(1.) This appeal has been filed by the judgment-debtor and it arises out of a miscellaneous case, registered on the judgment-debtor's application under Section 47 of the Code of Civil Procedure and Section 13 of the Bihar Moneylenders Act, in Execution Case No. 46 of 1959.
(2.) The facts necessary for determination of this appeal are these. The respondent Bank had instituted a suit against the appellant for a certain amount of money, said to have been overdrawn by the appellant from his account. The suit was decreed and execution has been levied. The judgment-debtor appellant filed an objection contending, inter alia, that if the execution case can proceed at all, the property which is proceeded against should be valued under the Bihar Money-lenders Act. According to the judgment-debtor appellant, after the property has been valued, only such portion of it should be sold which may be sufficient to satisfy the decree. This objection was considered by the learned Munsif under point No. 2. According; to the learned Munsif, the money for which the decree-holder had obtained a decree did not amount to a loan within the definition of that expression given, in the Moneylenders Act. This point was, therefore., negatived. On appeala by the judgment-debtor, this point was also re-iterated before the learned District Judge. The learned District Judge has also held that "the overdrawn amount" could not be said to be a loan within the meaning of that expression in the Bihar Moneylenders Act. This point has thus failed on appeal also.

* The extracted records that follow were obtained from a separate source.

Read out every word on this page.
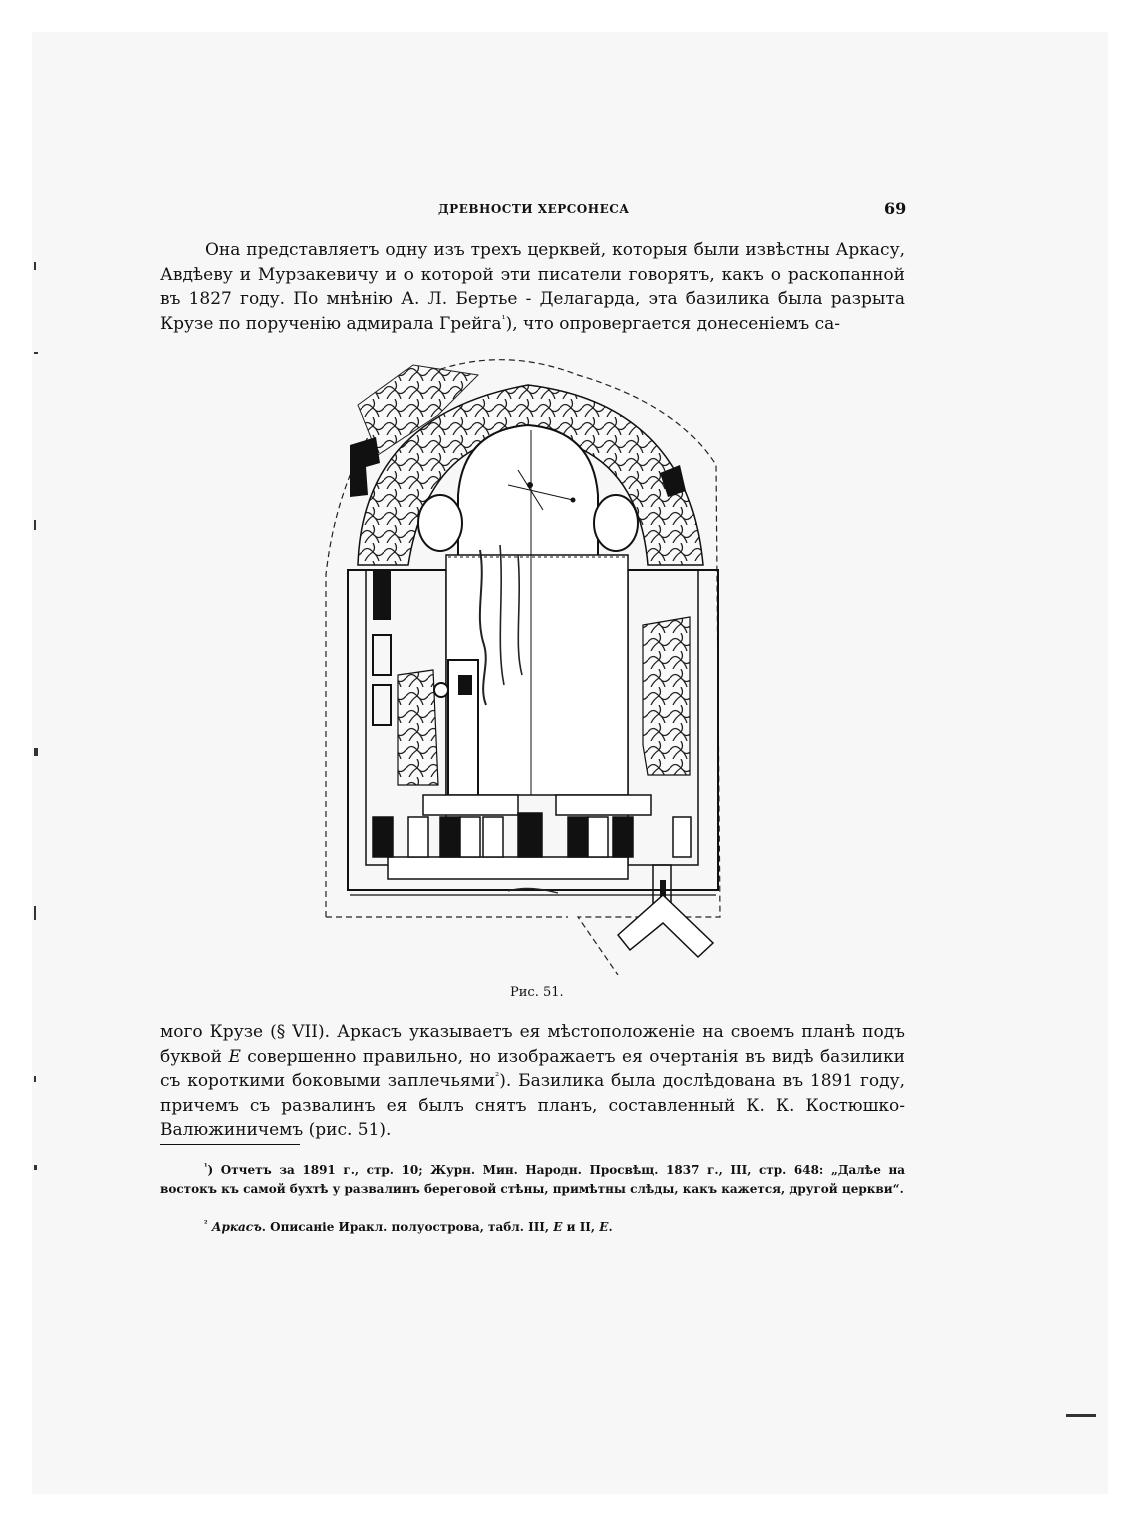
ДРЕВНОСТИ ХЕРСОНЕСА	69

Она представляетъ одну изъ трехъ церквей, которыя были извѣстны Аркасу, Авдѣеву и Мурзакевичу и о которой эти писатели говорятъ, какъ о раскопанной въ 1827 году. По мнѣнію А. Л. Бертье - Делагарда, эта базилика была разрыта Крузе по порученію адмирала Грейга$^{^1}$), что опровергается донесеніемъ са-

Рис. 51.

мого Крузе (§ VII). Аркасъ указываетъ ея мѣстоположеніе на своемъ планѣ подъ буквой E совершенно правильно, но изображаетъ ея очертанія въ видѣ базилики съ короткими боковыми заплечьями$^{^2}$). Базилика была дослѣдована въ 1891 году, причемъ съ развалинъ ея былъ снятъ планъ, составленный К. К. Костюшко-Валюжиничемъ (рис. 51).

$^{^1}$) Отчетъ за 1891 г., стр. 10; Журн. Мин. Народн. Просвѣщ. 1837 г., III, стр. 648: „Далѣе на востокъ къ самой бухтѣ у развалинъ береговой стѣны, примѣтны слѣды, какъ кажется, другой церкви“.

$^{^2}$ Аркасъ. Описаніе Иракл. полуострова, табл. III, E и II, E.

(3.) Learned counsel for the appellant has argued that the overdrawn amount, for which the Bank had instituted the money suit, was a loan within the meaning of Section 2(1) of the Bihar Moneylenders Act, and therefore, it was obligatory on the part of the executing court to value the land, which is being proceeded with, under Section 13 of the Money-lenders Act, and (sic) of that portion, proceeds of the sale of which the Court may consider to be sufficient to satisfy the decree. We have heard learned counsel for the parties on the question raised on behalf of the appellant, but we do not find sufficient materials on" record to accept the contention of the learned counsel for the appellant that the overdrawn amount fulfils the condition of a loan within the meaning of Section 2(f) of the Act. Loan, as defined in the Bihar: Moneylenders Act, means an advance, whether of money or in kind, on interest made by a moneylender, and it includes any transaction which in substance, is a loan. But no materials have been brought before us to indicate the circumstances under which the appellant was permitted to overdraw from his account. That there was not a regular overdraft bond executed by the judgment-debtor is not in dispute. All that is submitted is that the judgment-debtor was permitted to "over-draw" from his account, and for this amount the Bank instituted the suit. On this meagre material, it is not possible to hold that the amount for which the Bank had instituted the money suit was a loan-within the definition of the expression given in the Moneylenders Act. If the judgment-debtor was merely permitted to draw certain amount of money, although he had not that amount of money to his credit the transaction may not have amounted to a loan unless something more is brought on the record. No doubt the overdrawn amount was due to the Bank, for which the suit had been decreed. Nevertheless, it is difficult to hold that the overdrawn amount was an advance of money on interest or that, in substance, it was such an advance. In the application filed by the appellant, upon which the miscellaneous case arose, no materials were supplied for any conclusion in his favour in this respect. No evidence has also been adduced on his behalf. Under the circumstances, it is not possible to interfere with the judgment and order passed in this case.